Alzheimer’s disease or dementia is a decline in a person’s ability to remember, comprehend and process information. It is a disease that gradually eats upon a person’s brain cells slowly deteriorating a person’s ability to function independently. Alzheimer’s, apart from memory loss, has several other symptoms as well:
- Sleep disruptions: Having trouble sleeping may be an early sign of Alzheimer’s. Patients with Alzheimer’s are known to show signs of disturbed sleeping patterns early on in the disease. However, disturbed sleep in and of itself is not enough to indicate an impending diagnosis of Alzheimer’s.

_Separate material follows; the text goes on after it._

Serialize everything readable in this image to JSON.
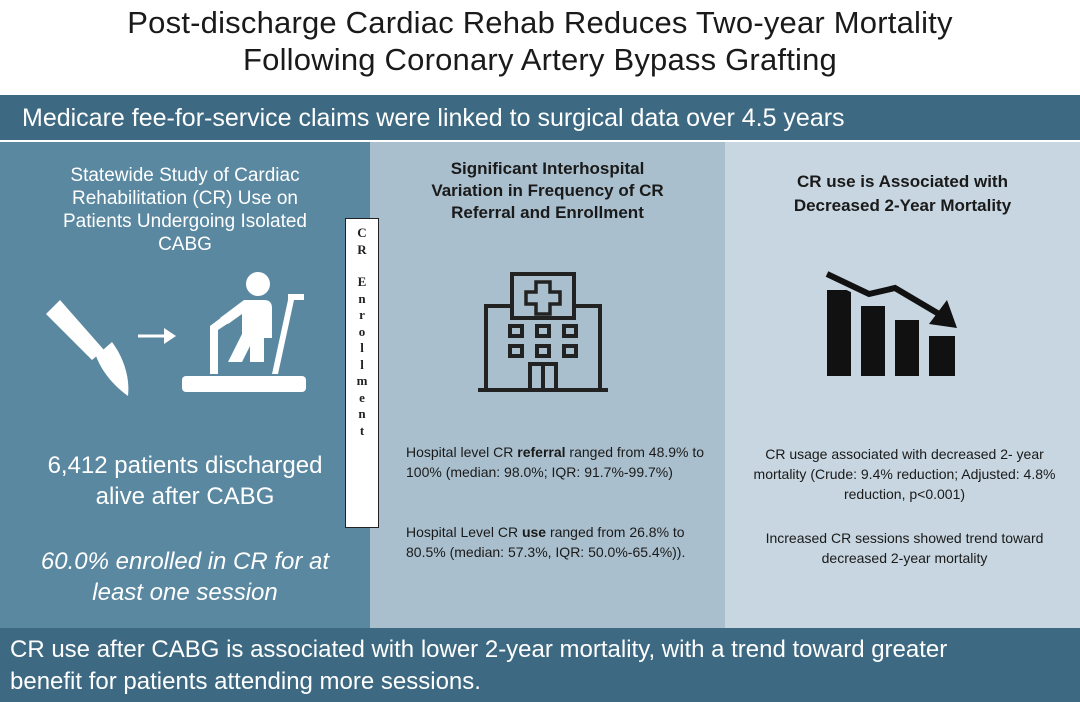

- Mood or personality shifts: Toning down of one’s personality as they age is normal. A person changes as they grow old but abrupt and major changes in a person’s personality may be an indication of Alzheimer’s disease. People who are known to be outgoing may show signs of social withdrawal or people who are otherwise calm and composed may start getting frustrated or agitated easily. Losing interest in hobbies that the person once enjoyed may also be a sign of a major personality change.
- Disorientation: Frequently forgetting basic things such as getting lost on your street or losing track of where you are going while driving are all symptoms of Alzheimer’s.

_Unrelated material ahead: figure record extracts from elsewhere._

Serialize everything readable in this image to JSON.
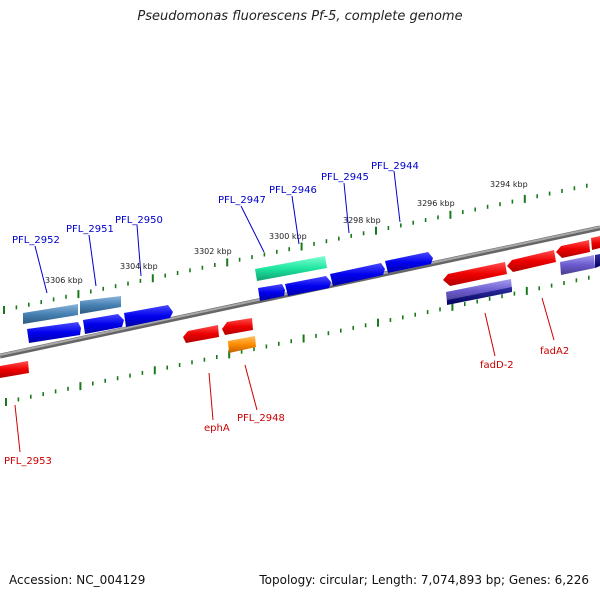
{
  "title": "Pseudomonas fluorescens Pf-5, complete genome",
  "footer": {
    "accession": "Accession: NC_004129",
    "summary": "Topology: circular; Length: 7,074,893 bp; Genes: 6,226"
  },
  "scale_labels": [
    "3306 kbp",
    "3304 kbp",
    "3302 kbp",
    "3300 kbp",
    "3298 kbp",
    "3296 kbp",
    "3294 kbp"
  ],
  "colors": {
    "forward_label": "#0000cc",
    "reverse_label": "#cc0000",
    "backbone": "#888888",
    "ticks": "#1a7a1a"
  },
  "genes_forward": [
    {
      "name": "PFL_2952",
      "color": "#0000ee"
    },
    {
      "name": "PFL_2951",
      "color": "#0000ee"
    },
    {
      "name": "PFL_2950",
      "color": "#0000ee"
    },
    {
      "name": "PFL_2947",
      "color": "#0000ee"
    },
    {
      "name": "PFL_2946",
      "color": "#0000ee"
    },
    {
      "name": "PFL_2945",
      "color": "#0000ee"
    },
    {
      "name": "PFL_2944",
      "color": "#0000ee"
    }
  ],
  "genes_reverse": [
    {
      "name": "PFL_2953",
      "color": "#ee0000"
    },
    {
      "name": "ephA",
      "color": "#ee0000"
    },
    {
      "name": "PFL_2948",
      "color": "#ff8800"
    },
    {
      "name": "fadD-2",
      "color": "#ee0000"
    },
    {
      "name": "fadA2",
      "color": "#ee0000"
    }
  ]
}
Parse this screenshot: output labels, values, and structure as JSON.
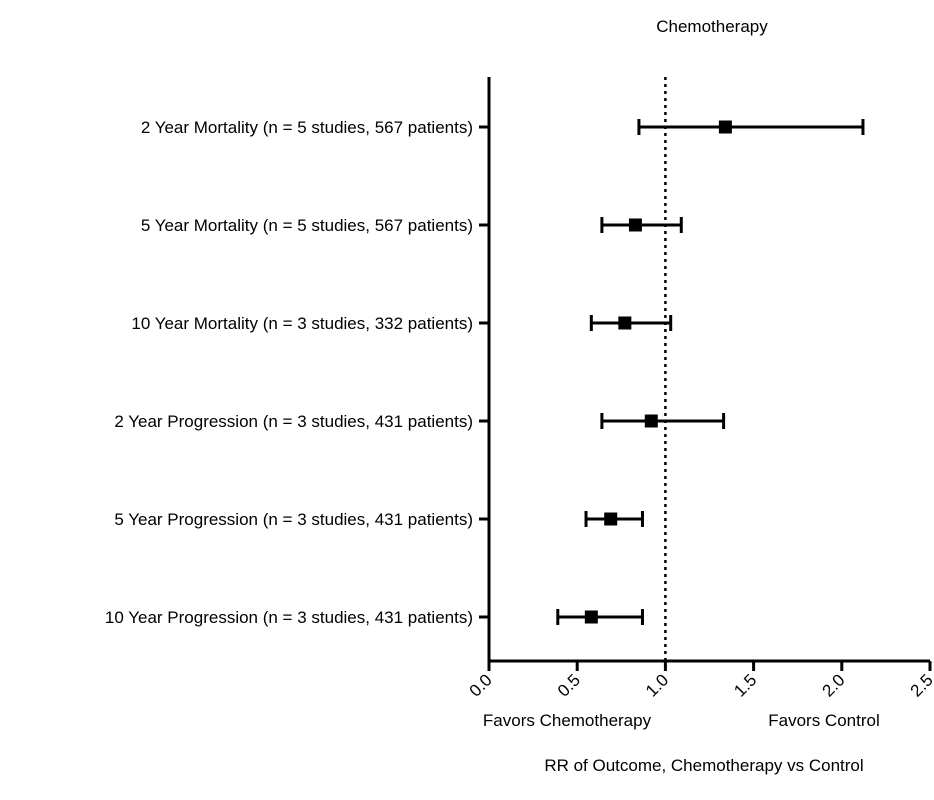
{
  "chart_data": {
    "type": "forest",
    "title": "Chemotherapy",
    "xlabel": "RR of Outcome, Chemotherapy vs Control",
    "favors_left": "Favors Chemotherapy",
    "favors_right": "Favors Control",
    "xlim": [
      0.0,
      2.5
    ],
    "xticks": [
      "0.0",
      "0.5",
      "1.0",
      "1.5",
      "2.0",
      "2.5"
    ],
    "reference_line": 1.0,
    "rows": [
      {
        "label": "2 Year Mortality (n = 5 studies, 567 patients)",
        "estimate": 1.34,
        "lower": 0.85,
        "upper": 2.12
      },
      {
        "label": "5 Year Mortality (n = 5 studies, 567 patients)",
        "estimate": 0.83,
        "lower": 0.64,
        "upper": 1.09
      },
      {
        "label": "10 Year Mortality (n = 3 studies, 332 patients)",
        "estimate": 0.77,
        "lower": 0.58,
        "upper": 1.03
      },
      {
        "label": "2 Year Progression (n = 3 studies, 431 patients)",
        "estimate": 0.92,
        "lower": 0.64,
        "upper": 1.33
      },
      {
        "label": "5 Year Progression (n = 3 studies, 431 patients)",
        "estimate": 0.69,
        "lower": 0.55,
        "upper": 0.87
      },
      {
        "label": "10 Year Progression (n = 3 studies, 431 patients)",
        "estimate": 0.58,
        "lower": 0.39,
        "upper": 0.87
      }
    ]
  }
}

- Trouble completing daily chores: People with Alzheimer’s may start showing signs of trouble in carrying out daily tasks. Failure to comprehend and remember details and information, patients with Alzheimer’s may find it hard to carry out daily tasks without assistance. They may forget basic things such as not switching on the stove for cooking or leaving the door open while going out. The frequency of such events is high to indicate dementia.

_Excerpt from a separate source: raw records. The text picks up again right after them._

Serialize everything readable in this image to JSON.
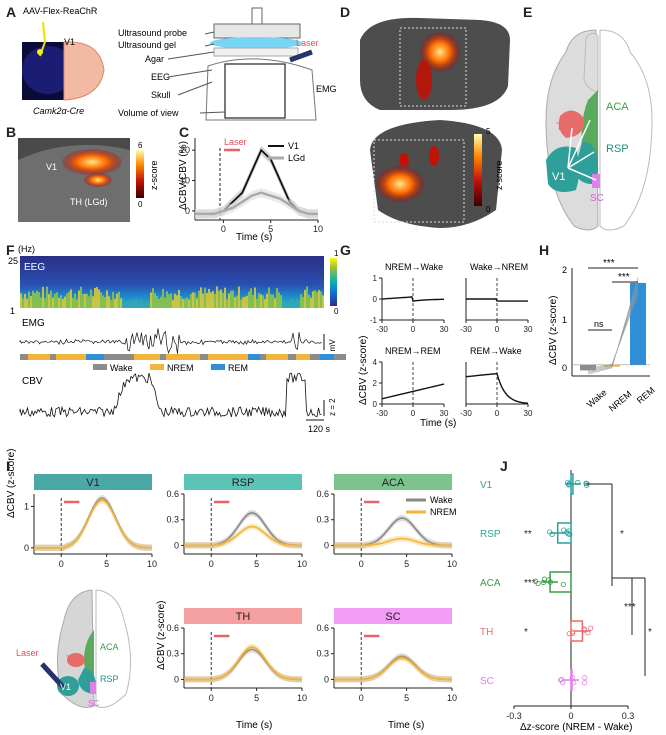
{
  "panels": {
    "A": "A",
    "B": "B",
    "C": "C",
    "D": "D",
    "E": "E",
    "F": "F",
    "G": "G",
    "H": "H",
    "I": "I",
    "J": "J"
  },
  "panelA": {
    "virus": "AAV-Flex-ReaChR",
    "region": "V1",
    "mouse": "Camk2α-Cre",
    "labels": [
      "Ultrasound probe",
      "Ultrasound gel",
      "Agar",
      "EEG",
      "Skull",
      "Volume of view",
      "EMG"
    ],
    "laser": "Laser"
  },
  "panelB": {
    "v1": "V1",
    "th": "TH (LGd)",
    "cbar_title": "z-score",
    "cbar_max": "6",
    "cbar_min": "0"
  },
  "panelC": {
    "ylabel": "ΔCBV/CBV (%)",
    "xlabel": "Time (s)",
    "laser": "Laser",
    "yticks": [
      "0",
      "10",
      "20"
    ],
    "xticks": [
      "0",
      "5",
      "10"
    ],
    "chart_data": {
      "type": "line",
      "x": [
        -3,
        -2,
        -1,
        0,
        1,
        2,
        3,
        4,
        5,
        6,
        7,
        8,
        9,
        10
      ],
      "series": [
        {
          "name": "V1",
          "values": [
            -1,
            -1,
            -1,
            0,
            3,
            6,
            13,
            20,
            17,
            10,
            3,
            0,
            -1,
            -1
          ]
        },
        {
          "name": "LGd",
          "values": [
            -1,
            -1,
            -1,
            0,
            1,
            3,
            5,
            6,
            5,
            4,
            2,
            0,
            -1,
            -1
          ]
        }
      ]
    }
  },
  "panelD": {
    "cbar_title": "z-score",
    "cbar_max": "5",
    "cbar_min": "0"
  },
  "panelE": {
    "aca": "ACA",
    "th": "TH",
    "rsp": "RSP",
    "v1": "V1",
    "sc": "SC"
  },
  "panelF": {
    "hz": "(Hz)",
    "ymax": "25",
    "ymin": "1",
    "eeg": "EEG",
    "emg": "EMG",
    "cbv": "CBV",
    "cbar_max": "1",
    "cbar_min": "0",
    "emg_scale": "2 mV",
    "cbv_scale": "z = 2",
    "time_scale": "120 s",
    "legend": [
      "Wake",
      "NREM",
      "REM"
    ],
    "state_colors": {
      "Wake": "#8c8c8c",
      "NREM": "#f2b43a",
      "REM": "#2f8fd6"
    }
  },
  "panelG": {
    "ylabel": "ΔCBV (z-score)",
    "xlabel": "Time (s)",
    "titles": [
      "NREM→Wake",
      "Wake→NREM",
      "NREM→REM",
      "REM→Wake"
    ],
    "xticks": [
      "-30",
      "0",
      "30"
    ],
    "yticks_top": [
      "1",
      "0",
      "-1"
    ],
    "yticks_bot": [
      "4",
      "2",
      "0"
    ]
  },
  "panelH": {
    "ylabel": "ΔCBV (z-score)",
    "yticks": [
      "2",
      "1",
      "0"
    ],
    "categories": [
      "Wake",
      "NREM",
      "REM"
    ],
    "sig": [
      "***",
      "***",
      "ns"
    ],
    "chart_data": {
      "type": "bar",
      "categories": [
        "Wake",
        "NREM",
        "REM"
      ],
      "values": [
        -0.15,
        -0.05,
        2.2
      ],
      "ylim": [
        -0.3,
        2.6
      ]
    }
  },
  "panelI": {
    "ylabel": "ΔCBV (z-score)",
    "xlabel": "Time (s)",
    "titles": [
      "V1",
      "RSP",
      "ACA",
      "TH",
      "SC"
    ],
    "legend": [
      "Wake",
      "NREM"
    ],
    "laser": "Laser",
    "brain": {
      "aca": "ACA",
      "th": "TH",
      "rsp": "RSP",
      "v1": "V1",
      "sc": "SC"
    },
    "yticks": {
      "V1": [
        "1",
        "0"
      ],
      "RSP": [
        "0.6",
        "0.3",
        "0"
      ],
      "ACA": [
        "0.6",
        "0.3",
        "0"
      ],
      "TH": [
        "0.6",
        "0.3",
        "0"
      ],
      "SC": [
        "0.6",
        "0.3",
        "0"
      ]
    },
    "xticks": [
      "0",
      "5",
      "10"
    ]
  },
  "panelJ": {
    "xlabel": "Δz-score (NREM - Wake)",
    "xticks": [
      "-0.3",
      "0",
      "0.3"
    ],
    "regions": [
      "V1",
      "RSP",
      "ACA",
      "TH",
      "SC"
    ],
    "region_sig": [
      "",
      "**",
      "***",
      "*",
      ""
    ],
    "bracket_sig": [
      "*",
      "***",
      "*"
    ],
    "chart_data": {
      "type": "bar",
      "categories": [
        "V1",
        "RSP",
        "ACA",
        "TH",
        "SC"
      ],
      "values": [
        0.01,
        -0.07,
        -0.11,
        0.06,
        0.0
      ],
      "xlim": [
        -0.3,
        0.3
      ]
    }
  }
}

- Difficulty communicating: Another sign of Alzheimer’s is that the patients may have problems with communication. They may forget the words and names of objects. They may have difficulty in finding the appropriate words to express themselves. The patient’s ability to read and write may also start getting affected.
- Depression: One of the other symptoms that often results because of Alzheimer’s disease is depression which may cause a lack of interest in activities, withdrawal, anxiety, etc.
These symptoms occurring collectively may indicate a risk of Alzheimer’s being diagnosed. Memory loss alone is not the only indicator of Alzheimer’s. Memory loss can also be the symptom of a few other underlying issues as well such as:
- Medications: Certain intake of medications sometimes can cause confusion and haziness in a person.
- Emotional disorders: Anxiety or depression may also be the cause behind forgetfulness and confusion. Chronic stress can affect mental stability and may result in memory problems.
- Head injury or trauma: Head injury even if not fatal may affect a person’s ability to retain information.
- Intoxication: Alcohol if taken frequently and in high quantities can slowly impair a person’s mental abilities.
- Hypothyroidism: An underactive thyroid gland can affect a person’s thinking capacity and cause memory problems. Some kidney or liver problems may also affect a person’s memory.
- Deficiency of Vitamin B-12: Vitamin B12 is vital for healthy brain nerves and cells. A vitamin b12 deficiency is known to cause memory problems in patients.
- Other brain diseases: Memory loss is not just associated with Alzheimer’s. Other diseases might have memory loss as a symptom such as tumors, brain infections, etc.
Even though memory loss does happen as a result of Alzheimer’s disease, many other symptoms need to be judged before one can assume they might have the disease. Memory loss alone is not an indication of dementia. It may just be the slowing down of a person’s physical and mental abilities as they age. This also implies that one must not ignore the signs and a thorough check-up is always necessary to ward off any chances that the memory loss may be due to a disease and not just normal aging.